The wx_data folder has files containing weather data records from 1-Jan-1985 to 31-Dec-2014. Each file corresponds to a particular weather station from Nebraska, Iowa, Illinois, Indiana, or Ohio.
Each line in the file contains 4 records separated by tabs:
- The date (YYYYMMDD format)
- The maximum temperature for that day (in tenths of a degree Celsius)
- The minimum temperature for that day (in tenths of a degree Celsius)
- The amount of precipitation for that day (in tenths of a millimeter)
Missing values are indicated by the value -9999.
The yld_data folder has a single file, US_corn_grain_yield.txt, containing a table of the total harvested corn grain yield in the United States measured in 1000s of megatons for the years 1985 - 2014.
Write a software program to calculate for each weather data file the number of days in which the maximum temperature and minimum temperature data are present but the precipitation data is missing. The program should create one line of output for each of the weather data files. Each line of output should have the filename (e.g. USC00339312.txt) and the number of days you have identified. Separate the columns by a tab. Write the output in ascending order by filename and store it in the file MissingPrcpData.out in the answers folder.
Write a software program to calculate the following values for every year for every station, ignoring missing data:
Average maximum temperature (in degrees Celsius)
Average minimum temperature (in degrees Celsius)

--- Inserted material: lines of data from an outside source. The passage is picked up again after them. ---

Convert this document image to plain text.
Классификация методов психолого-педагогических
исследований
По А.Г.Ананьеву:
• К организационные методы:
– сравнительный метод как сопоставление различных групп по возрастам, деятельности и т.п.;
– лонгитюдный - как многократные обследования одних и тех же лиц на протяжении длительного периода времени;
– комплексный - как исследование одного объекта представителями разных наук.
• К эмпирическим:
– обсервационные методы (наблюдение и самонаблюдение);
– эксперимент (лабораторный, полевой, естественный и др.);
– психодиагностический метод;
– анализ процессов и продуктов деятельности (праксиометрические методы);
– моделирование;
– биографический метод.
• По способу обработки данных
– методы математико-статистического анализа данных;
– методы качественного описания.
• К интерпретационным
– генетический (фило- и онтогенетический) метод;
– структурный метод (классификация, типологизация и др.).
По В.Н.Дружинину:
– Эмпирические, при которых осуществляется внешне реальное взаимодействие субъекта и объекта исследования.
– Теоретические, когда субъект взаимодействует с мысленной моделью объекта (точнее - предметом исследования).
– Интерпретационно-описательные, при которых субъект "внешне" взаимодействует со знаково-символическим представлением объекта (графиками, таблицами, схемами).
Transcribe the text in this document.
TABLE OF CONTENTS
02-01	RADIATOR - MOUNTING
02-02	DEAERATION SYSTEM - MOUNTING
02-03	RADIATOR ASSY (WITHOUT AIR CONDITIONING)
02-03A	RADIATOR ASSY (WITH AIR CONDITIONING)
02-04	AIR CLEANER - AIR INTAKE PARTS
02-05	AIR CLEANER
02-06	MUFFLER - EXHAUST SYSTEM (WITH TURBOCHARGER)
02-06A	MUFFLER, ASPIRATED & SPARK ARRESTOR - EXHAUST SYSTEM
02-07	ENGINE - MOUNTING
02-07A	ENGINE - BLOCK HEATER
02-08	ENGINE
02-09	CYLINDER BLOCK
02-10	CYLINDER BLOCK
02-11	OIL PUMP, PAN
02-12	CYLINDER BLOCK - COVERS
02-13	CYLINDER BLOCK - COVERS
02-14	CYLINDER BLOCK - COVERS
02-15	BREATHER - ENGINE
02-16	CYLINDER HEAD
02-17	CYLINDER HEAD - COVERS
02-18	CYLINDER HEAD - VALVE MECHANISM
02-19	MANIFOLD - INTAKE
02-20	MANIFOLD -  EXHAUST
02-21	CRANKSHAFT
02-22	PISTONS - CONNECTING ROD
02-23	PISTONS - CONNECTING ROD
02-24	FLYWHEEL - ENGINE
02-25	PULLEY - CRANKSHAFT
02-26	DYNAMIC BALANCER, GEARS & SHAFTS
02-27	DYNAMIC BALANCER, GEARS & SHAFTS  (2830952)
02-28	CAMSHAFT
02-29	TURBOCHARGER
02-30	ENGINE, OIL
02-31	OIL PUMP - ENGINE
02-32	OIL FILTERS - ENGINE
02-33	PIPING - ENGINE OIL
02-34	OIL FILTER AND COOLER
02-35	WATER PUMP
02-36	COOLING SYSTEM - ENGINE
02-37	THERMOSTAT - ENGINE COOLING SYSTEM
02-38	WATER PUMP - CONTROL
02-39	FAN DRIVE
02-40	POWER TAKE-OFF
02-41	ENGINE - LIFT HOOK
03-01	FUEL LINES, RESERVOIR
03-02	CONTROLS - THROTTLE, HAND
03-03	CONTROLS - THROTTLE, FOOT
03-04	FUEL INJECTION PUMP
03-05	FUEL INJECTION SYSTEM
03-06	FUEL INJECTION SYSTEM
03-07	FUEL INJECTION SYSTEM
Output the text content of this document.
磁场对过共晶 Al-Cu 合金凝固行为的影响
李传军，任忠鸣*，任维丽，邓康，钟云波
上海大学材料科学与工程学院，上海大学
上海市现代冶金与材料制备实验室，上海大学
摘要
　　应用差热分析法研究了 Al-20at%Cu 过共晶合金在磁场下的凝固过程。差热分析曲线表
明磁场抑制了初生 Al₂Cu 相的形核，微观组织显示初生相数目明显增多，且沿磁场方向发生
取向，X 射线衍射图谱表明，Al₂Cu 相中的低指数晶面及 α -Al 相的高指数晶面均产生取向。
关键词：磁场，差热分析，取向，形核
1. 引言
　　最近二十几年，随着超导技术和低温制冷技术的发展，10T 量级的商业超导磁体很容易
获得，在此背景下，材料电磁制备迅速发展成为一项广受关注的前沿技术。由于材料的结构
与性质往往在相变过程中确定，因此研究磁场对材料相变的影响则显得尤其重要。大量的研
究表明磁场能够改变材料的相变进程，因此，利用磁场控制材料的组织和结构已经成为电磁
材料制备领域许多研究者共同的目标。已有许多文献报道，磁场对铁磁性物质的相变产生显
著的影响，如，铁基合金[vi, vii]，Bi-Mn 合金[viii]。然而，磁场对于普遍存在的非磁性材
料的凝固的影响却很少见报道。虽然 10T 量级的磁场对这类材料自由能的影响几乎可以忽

Total accumulated precipitation (in centimeters)
The program should create one line of output for each of the weather stations. Each line of output should have the following information separated by tabs: the filename, the year, the average maximum temperature to 2 decimal places, the average minimum temperature to 2 decimal places, and the total accumulated precipitation to 2 decimal places. If a value cannot be calculated assign a value of -9999.00 when writing your output. Store your results in the file YearlyAverages.out in the answers folder, sorted in ascending order by filename.
Write a software program that tabulates how often each year from 1985-2014 had the highest average maximum temperature, highest average minimum temperature, and highest total accumulated precipitation from the set of weather stations. Use the results of Problem 2 as input to your program. The resulting output should indicate how frequently a given year had the highest values for the 167 weather stations present in wx_data.
Output should be written to the file YearHistogram.out in the answers folder. The file should contain 4 columns: the year, the count of how many weather stations had that year as the highest annual average maximum temperature, a count of how many weather stations had that year as the highest annual average minimum temperature, and a count of how many weather stations had that year as the highest total annual precipitation. Separate each column by tabs and sort the output in ascending order by year. In addition, create a histogram of the output and save the result as YearHistogram.png.
Use the annual average maximum temperature, annual average minimum temperature, and total annual precipitation results from Problem 2 and calculate the Pearson correlation between these variables and the grain yield data stored in US_corn_grain_yield.txt. Output the correlations for every station. Write your output to the file Correlations.out in the answers folder. The columns of the file should be separated by tabs and will contain the filename of the weather station (e.g. USC00339312.txt) and the three correlation values to 2 decimal places. Sort the output in ascending order by filename.